Falkonry has won allowance of its time series deep learning patent application focusing on the use of convolutional variational autoencoder generated encodings for classification and anomaly detection. This patented GPT is now the basis of the new product Falkonry Insights. In three years, we have gone from initial research to patented innovation to commercially supported product to competitive advantage. This patent is a testament to the innovation that the Falkonry team has unleashed on the less loved field of time series data management. This invention is the brainchild of Vukasin Toroman and Dan Kearns among others.
Ali Ghodsi , CEO of Databricks , has taught us that wherever there is lots of data, there will be AI. Nowhere is this more true than with unstructured data such as time series. Manufacturing and process engineers are increasingly managing and reviewing unprecedented amounts of operational data. Thus, it would be helpful to have an improved solution to processing, storing, or visualizing large volumes of data.
The patented approach uses multiple time scales (e.g., hierarchical time ranges) to remove noise while taking into account distribution, sequence and context. This approach is responsive to data compression, oversampling, non-uniform sampling, outliers, noise, transmission delays, limited computational resource, and a variety of other practical limits and idiosyncrasy of industrial operations.

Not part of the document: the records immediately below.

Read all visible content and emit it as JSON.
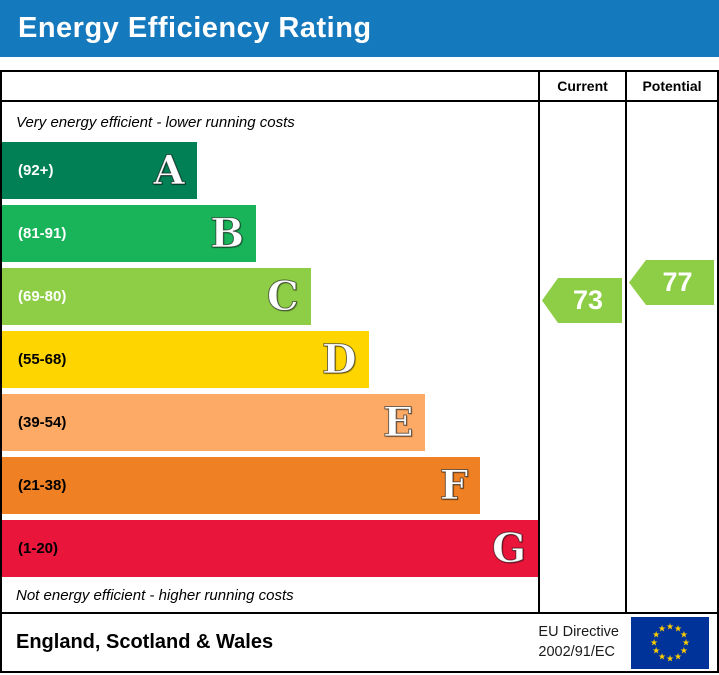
{
  "title": "Energy Efficiency Rating",
  "header": {
    "current": "Current",
    "potential": "Potential"
  },
  "notes": {
    "top": "Very energy efficient - lower running costs",
    "bottom": "Not energy efficient - higher running costs"
  },
  "footer": {
    "region": "England, Scotland & Wales",
    "directive": [
      "EU Directive",
      "2002/91/EC"
    ]
  },
  "colors": {
    "title_bar": "#1479bd",
    "eu_flag_bg": "#003399",
    "eu_star": "#ffcc00"
  },
  "chart_data": {
    "type": "bar",
    "title": "Energy Efficiency Rating",
    "categories": [
      "A",
      "B",
      "C",
      "D",
      "E",
      "F",
      "G"
    ],
    "bands": [
      {
        "letter": "A",
        "range": "(92+)",
        "color": "#008054"
      },
      {
        "letter": "B",
        "range": "(81-91)",
        "color": "#19b459"
      },
      {
        "letter": "C",
        "range": "(69-80)",
        "color": "#8dce46"
      },
      {
        "letter": "D",
        "range": "(55-68)",
        "color": "#ffd500"
      },
      {
        "letter": "E",
        "range": "(39-54)",
        "color": "#fcaa65"
      },
      {
        "letter": "F",
        "range": "(21-38)",
        "color": "#ef8023"
      },
      {
        "letter": "G",
        "range": "(1-20)",
        "color": "#e9153b"
      }
    ],
    "current": {
      "value": 73,
      "band": "C",
      "color": "#8dce46"
    },
    "potential": {
      "value": 77,
      "band": "C",
      "color": "#8dce46"
    }
  }
}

This latest innovation builds on the previous patent on panning and zooming large volumes of time series data, which has been commercially implemented into the Falkonry AI Cloud.
P. S. Agatha H. Liu is my favorite patent attorney. I have worked with her for close to 7 years after she started assisting Christopher Palermo at Hickman Palermo. While I still don’t like reading patent applications (I do have close to two dozen patents), when you read this one, you will see the some of the best IP drafting.